Backup randomly stops

m.witt

Member
Aug 31, 2020
9
0
6
30
Hi,
im trying to backup about 40 VMs with PBS.

The backup stops/fails everyday at a different VM. From the logs i can't really see the cause. Only the following error is printed :

Sep 2 09:00:26 prx002 vzdump[15610]: ERROR: Backup of VM 2026 failed - start failed: org.freedesktop.DBus.Error.Disconnected: Connection is closed Sep 2 09:00:26 prx002 vzdump[15610]: INFO: Starting Backup of VM 2027 (qemu)

Logs of the last two days are attached.

root@prx002:~# pveversion -v
proxmox-ve: 6.2-1 (running kernel: 5.4.55-1-pve)
pve-manager: 6.2-11 (running version: 6.2-11/22fb4983)
pve-kernel-5.4: 6.2-6
pve-kernel-helper: 6.2-6
pve-kernel-5.3: 6.1-6
pve-kernel-5.4.60-1-pve: 5.4.60-1
pve-kernel-5.4.55-1-pve: 5.4.55-1
pve-kernel-5.3.18-3-pve: 5.3.18-3
pve-kernel-5.3.18-2-pve: 5.3.18-2
ceph-fuse: 12.2.11+dfsg1-2.1+b1
corosync: 3.0.4-pve1
criu: 3.11-3
glusterfs-client: 5.5-3
ifupdown: 0.8.35+pve1
ksmtuned: 4.20150325+b1
libjs-extjs: 6.0.1-10
libknet1: 1.16-pve1
libproxmox-acme-perl: 1.0.4
libpve-access-control: 6.1-2
libpve-apiclient-perl: 3.0-3
libpve-common-perl: 6.2-1
libpve-guest-common-perl: 3.1-2
libpve-http-server-perl: 3.0-6
libpve-storage-perl: 6.2-6
libqb0: 1.0.5-1
libspice-server1: 0.14.2-4~pve6+1
lvm2: 2.03.02-pve4
lxc-pve: 4.0.3-1
lxcfs: 4.0.3-pve3
novnc-pve: 1.1.0-1
proxmox-mini-journalreader: 1.1-1
proxmox-widget-toolkit: 2.2-11
pve-cluster: 6.1-8
pve-container: 3.1-13
pve-docs: 6.2-5
pve-edk2-firmware: 2.20200531-1
pve-firewall: 4.1-2
pve-firmware: 3.1-3
pve-ha-manager: 3.0-9
pve-i18n: 2.1-3
pve-qemu-kvm: 5.0.0-13
pve-xtermjs: 4.7.0-2
qemu-server: 6.2-14
smartmontools: 7.1-pve2
spiceterm: 3.1-1
vncterm: 1.6-2
zfsutils-linux: 0.8.4-pve1

Any hints on how i can debug this ?
 

Attachments

Hi,

Is your PBS updated?
and can you send the version of "libproxmox-backup-qemu0" and "proxmox-backup-client" on the PVE host?
Does a Desktop environment is installed on this PVE host?
 
Is your PBS updated?
and can you send the version of "libproxmox-backup-qemu0" and "proxmox-backup-client" on the PVE host?
Does a Desktop environment is installed on this PVE host?

PBS is updated.
Code:
ii  proxmox-backup-server          0.8.13-1                     amd64        Proxmox Backup Server daemon with tools and GUI

Please see below for requested versions on the PVE Host:
Code:
ii  libproxmox-backup-qemu0              0.6.4-1                             amd64        Proxmox Backup Server client library for QEMU
ii  proxmox-backup-client                0.8.13-1                            amd64        Proxmox Backup Client tools

There is no desktop / GUI installed on either of the servers.
Both hosts where installed with the corresponding official ISO.

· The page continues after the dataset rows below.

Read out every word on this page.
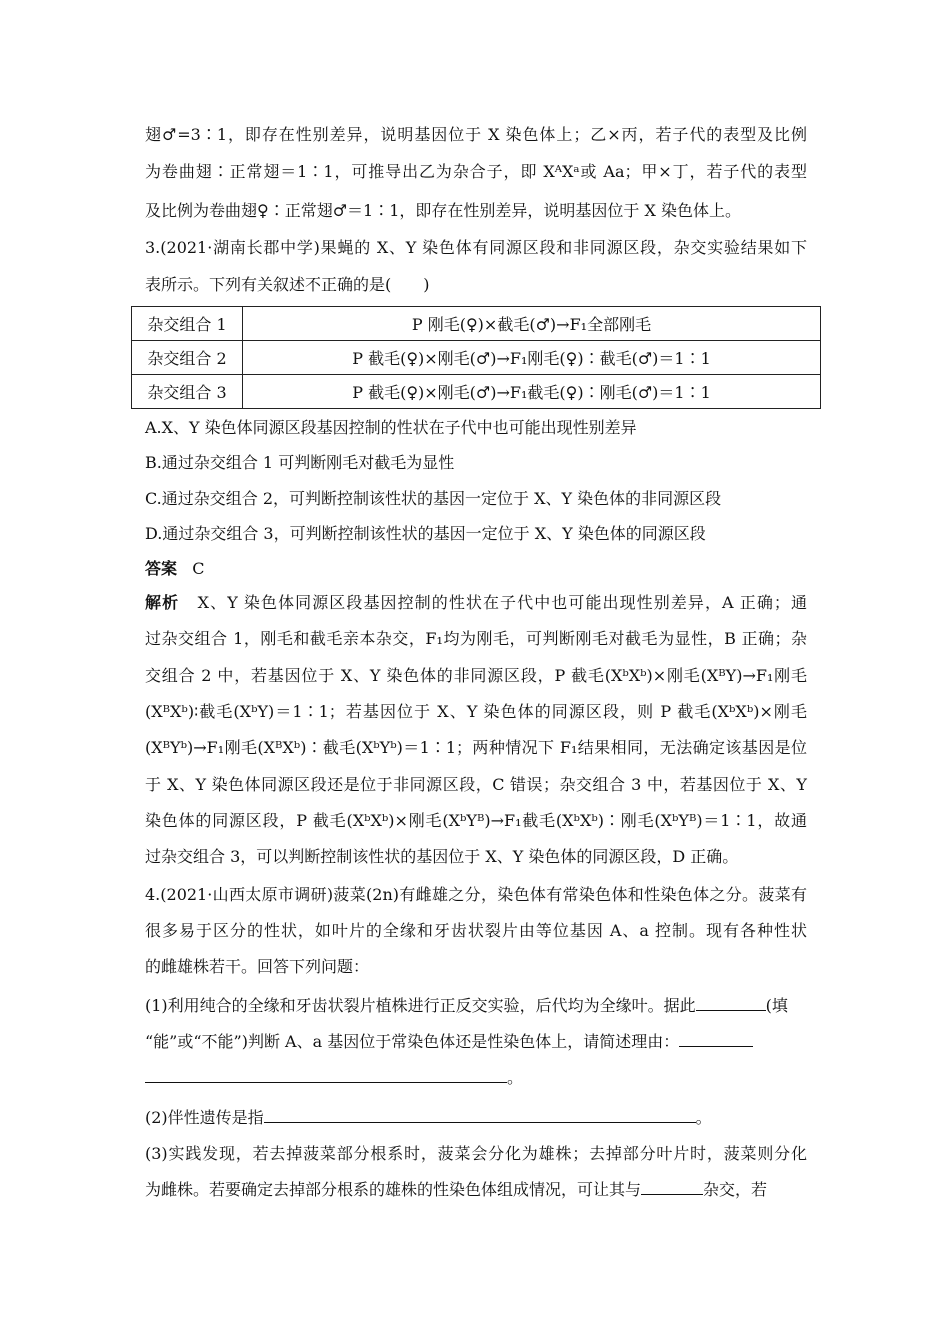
翅♂=3∶1，即存在性别差异，说明基因位于 X 染色体上；乙×丙，若子代的表型及比例
为卷曲翅∶正常翅＝1∶1，可推导出乙为杂合子，即 XᴬXᵃ或 Aa；甲×丁，若子代的表型
及比例为卷曲翅♀∶正常翅♂＝1∶1，即存在性别差异，说明基因位于 X 染色体上。
3.(2021·湖南长郡中学)果蝇的 X、Y 染色体有同源区段和非同源区段，杂交实验结果如下
表所示。下列有关叙述不正确的是(　　)
杂交组合 1	P 刚毛(♀)×截毛(♂)→F₁全部刚毛
杂交组合 2	P 截毛(♀)×刚毛(♂)→F₁刚毛(♀)∶截毛(♂)＝1∶1
杂交组合 3	P 截毛(♀)×刚毛(♂)→F₁截毛(♀)∶刚毛(♂)＝1∶1
A.X、Y 染色体同源区段基因控制的性状在子代中也可能出现性别差异
B.通过杂交组合 1 可判断刚毛对截毛为显性
C.通过杂交组合 2，可判断控制该性状的基因一定位于 X、Y 染色体的非同源区段
D.通过杂交组合 3，可判断控制该性状的基因一定位于 X、Y 染色体的同源区段
答案 C
解析 X、Y 染色体同源区段基因控制的性状在子代中也可能出现性别差异，A 正确；通
过杂交组合 1，刚毛和截毛亲本杂交，F₁均为刚毛，可判断刚毛对截毛为显性，B 正确；杂
交组合 2 中，若基因位于 X、Y 染色体的非同源区段，P 截毛(XᵇXᵇ)×刚毛(XᴮY)→F₁刚毛
(XᴮXᵇ)∶截毛(XᵇY)＝1∶1；若基因位于 X、Y 染色体的同源区段，则 P 截毛(XᵇXᵇ)×刚毛
(XᴮYᵇ)→F₁刚毛(XᴮXᵇ)∶截毛(XᵇYᵇ)＝1∶1；两种情况下 F₁结果相同，无法确定该基因是位
于 X、Y 染色体同源区段还是位于非同源区段，C 错误；杂交组合 3 中，若基因位于 X、Y
染色体的同源区段，P 截毛(XᵇXᵇ)×刚毛(XᵇYᴮ)→F₁截毛(XᵇXᵇ)∶刚毛(XᵇYᴮ)＝1∶1，故通
过杂交组合 3，可以判断控制该性状的基因位于 X、Y 染色体的同源区段，D 正确。
4.(2021·山西太原市调研)菠菜(2n)有雌雄之分，染色体有常染色体和性染色体之分。菠菜有
很多易于区分的性状，如叶片的全缘和牙齿状裂片由等位基因 A、a 控制。现有各种性状
的雌雄株若干。回答下列问题：
(1)利用纯合的全缘和牙齿状裂片植株进行正反交实验，后代均为全缘叶。据此	(填
“能”或“不能”)判断 A、a 基因位于常染色体还是性染色体上，请简述理由：
。
(2)伴性遗传是指	。
(3)实践发现，若去掉菠菜部分根系时，菠菜会分化为雄株；去掉部分叶片时，菠菜则分化
为雌株。若要确定去掉部分根系的雄株的性染色体组成情况，可让其与	杂交，若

The Backup Job will work fine for several hours until it aborts. It never finished succesfully. Is there anything we can do to produce more debug output in either the client or the server side? Reproducing the issue takes a long time but is generally is not a problem.
 
The problem is DBus debugging is not funny if you don't know what you are looking for.
Have any extra installed software on this node(PVE)?
 
The problem is DBus debugging is not funny if you don't know what you are looking for.
Have any extra installed software on this node(PVE)?

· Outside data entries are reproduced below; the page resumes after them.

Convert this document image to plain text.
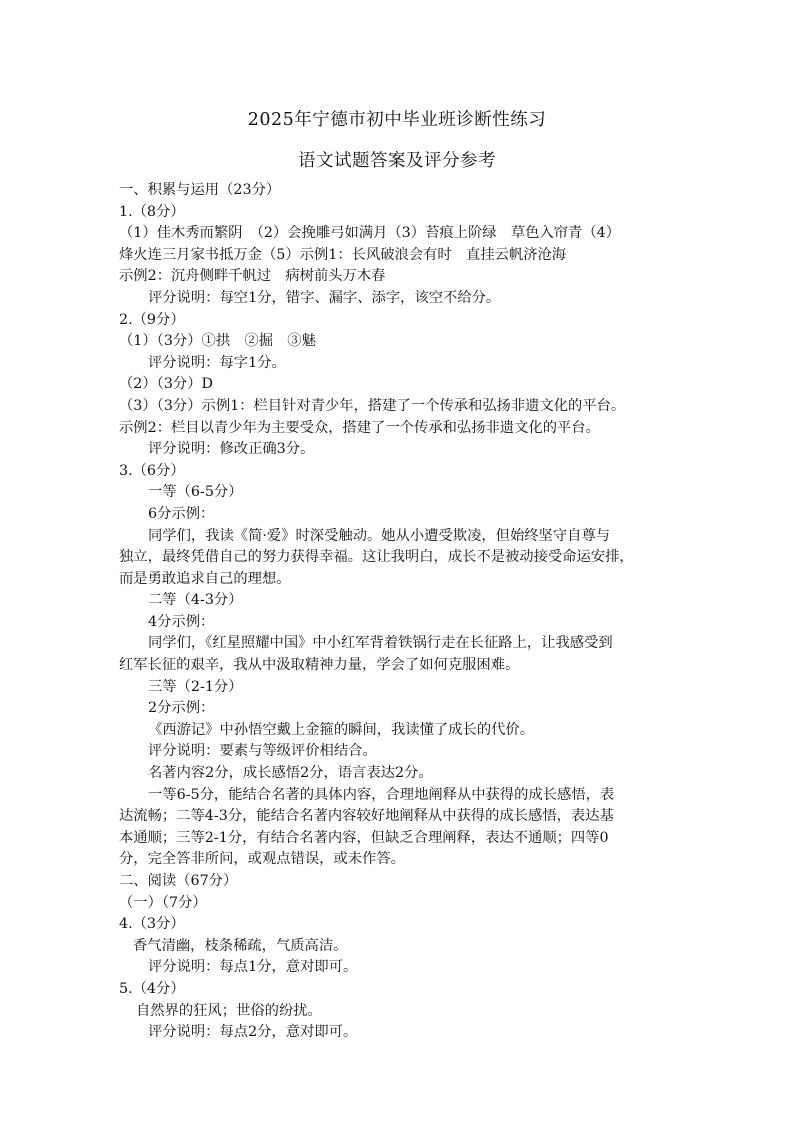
2025年宁德市初中毕业班诊断性练习
语文试题答案及评分参考
一、积累与运用（23分）
1.（8分）
（1）佳木秀而繁阴　（2）会挽雕弓如满月（3）苔痕上阶绿　草色入帘青（4）
烽火连三月家书抵万金（5）示例1：长风破浪会有时　直挂云帆济沧海
示例2：沉舟侧畔千帆过　病树前头万木春
评分说明：每空1分，错字、漏字、添字，该空不给分。
2.（9分）
（1）（3分）①拱　②掘　③魅
评分说明：每字1分。
（2）（3分）D
（3）（3分）示例1：栏目针对青少年，搭建了一个传承和弘扬非遗文化的平台。
示例2：栏目以青少年为主要受众，搭建了一个传承和弘扬非遗文化的平台。
评分说明：修改正确3分。
3.（6分）
一等（6-5分）
6分示例：
同学们，我读《简·爱》时深受触动。她从小遭受欺凌，但始终坚守自尊与
独立，最终凭借自己的努力获得幸福。这让我明白，成长不是被动接受命运安排，
而是勇敢追求自己的理想。
二等（4-3分）
4分示例：
同学们，《红星照耀中国》中小红军背着铁锅行走在长征路上，让我感受到
红军长征的艰辛，我从中汲取精神力量，学会了如何克服困难。
三等（2-1分）
2分示例：
《西游记》中孙悟空戴上金箍的瞬间，我读懂了成长的代价。
评分说明：要素与等级评价相结合。
名著内容2分，成长感悟2分，语言表达2分。
一等6-5分，能结合名著的具体内容，合理地阐释从中获得的成长感悟，表
达流畅；二等4-3分，能结合名著内容较好地阐释从中获得的成长感悟，表达基
本通顺；三等2-1分，有结合名著内容，但缺乏合理阐释，表达不通顺；四等0
分，完全答非所问，或观点错误，或未作答。
二、阅读（67分）
（一）（7分）
4.（3分）
香气清幽，枝条稀疏，气质高洁。
评分说明：每点1分，意对即可。
5.（4分）
自然界的狂风；世俗的纷扰。
评分说明：每点2分，意对即可。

Yes. For example: fail2ban, lldp, nrpe, ksmd, etc. I will disable all those services and start another backup run. Will report back.
 
We moved all 40 VMs to a new/vanilla pve host. The first couple backup runs where completing without errors. All VMs where correctly processed and it took roughly 15 hours to backup all the VMs.
However, recently the same error
Code:
ERROR: Backup of VM 2056 failed - start failed: org.freedesktop.DBus.Error.Disconnected: Connection is closed
started to show on the new pve host as well. We updated to 0.8.14 yesterday and started another backup run during the night. Got the same (dbus) error after roughly 4 hours.
Any pointers as to what to change, where to look etc would be appreciated.
 
Could it be that the server is overloaded. I mean in case of CPU?
Do you have any CPU workloads during the backup?
If not can you run atop and record the CPU workload during the next Backup?
 
Could it be that the server is overloaded. I mean in case of CPU?
Do you have any CPU workloads during the backup?
If not can you run atop and record the CPU workload during the next Backup?

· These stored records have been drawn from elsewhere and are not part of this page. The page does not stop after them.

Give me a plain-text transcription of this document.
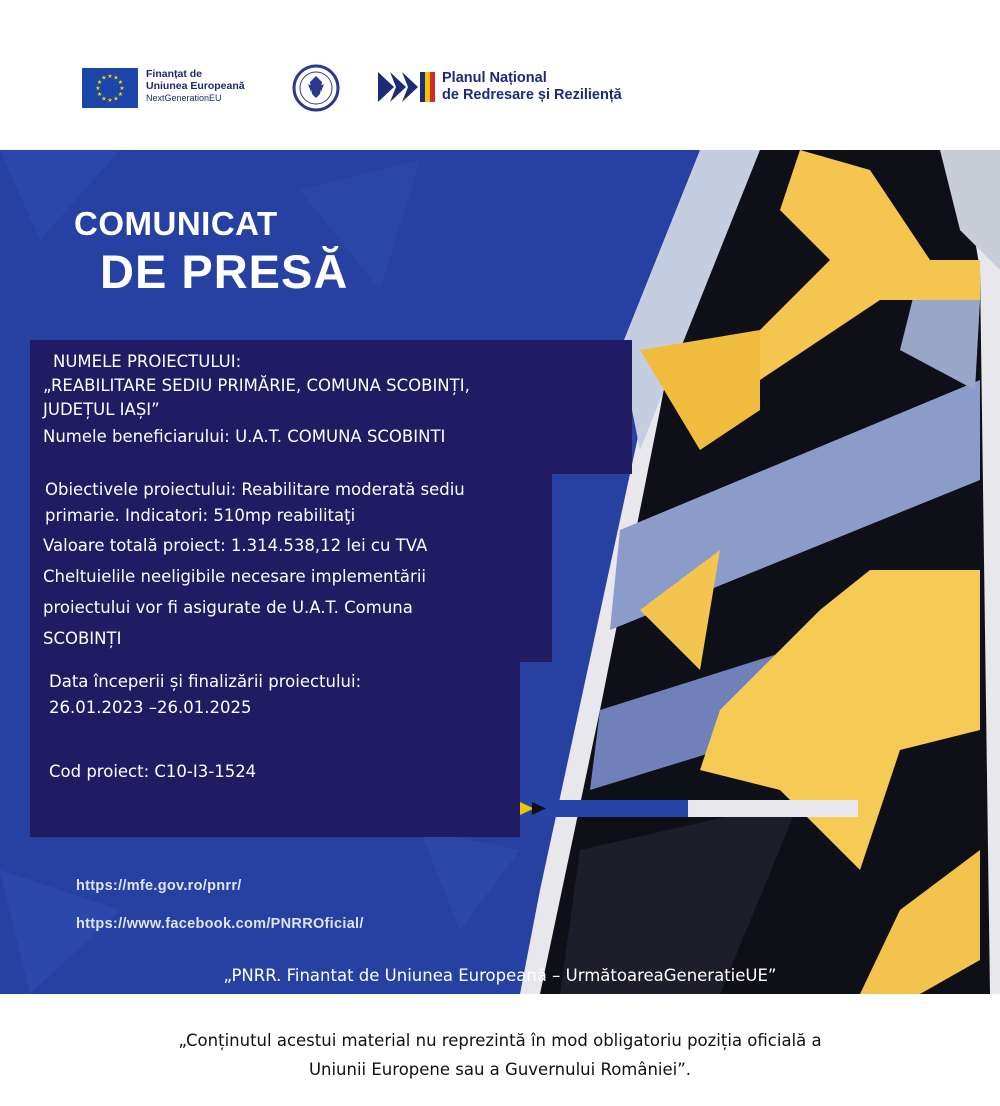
★ ★
★
★
★
★
★
★
★
★
★
★	Finanțat de
Uniunea Europeană
NextGenerationEU
Planul Național
de Redresare și Reziliență
COMUNICAT
DE PRESĂ

NUMELE PROIECTULUI:

„REABILITARE SEDIU PRIMĂRIE, COMUNA SCOBINȚI,

JUDEȚUL IAȘI”

Numele beneficiarului: U.A.T. COMUNA SCOBINTI

Obiectivele proiectului: Reabilitare moderată sediu

primarie. Indicatori: 510mp reabilitaţi

Valoare totală proiect: 1.314.538,12 lei cu TVA

Cheltuielile neeligibile necesare implementării

proiectului vor fi asigurate de U.A.T. Comuna

SCOBINȚI

Data începerii și finalizării proiectului:

26.01.2023 –26.01.2025

Cod proiect: C10-I3-1524

https://mfe.gov.ro/pnrr/

https://www.facebook.com/PNRROficial/

„PNRR. Finantat de Uniunea Europeană – UrmătoareaGeneratieUE”
„Conținutul acestui material nu reprezintă în mod obligatoriu poziția oficială a
Uniunii Europene sau a Guvernului României”.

I find it unlikely that CPU is experiencing issues but i can certainly make sure. Will create atop file for both the pve node as well as the pbs node and report back here.
 
I find it unlikely that CPU is experiencing issues but i can certainly make sure.
We never see this problem before. And I think 40 VM for a single node can be very much load for cpu scheduling.
We know also if the VM vcpus are not used the load on the host CPU is rising through scheduling the vcpus.
The error you are having means, in my opinion, that you cannot start the VM in time.
Maybe we could increase the timeout but this is not normal. And as this product, Proxmox Backup server is beta we try to understand things before we change.
 
I understand. But: This is a testing scenario and the 40 VMs are offline. There is almost nothing else consuming any resources - and there are plenty of resources.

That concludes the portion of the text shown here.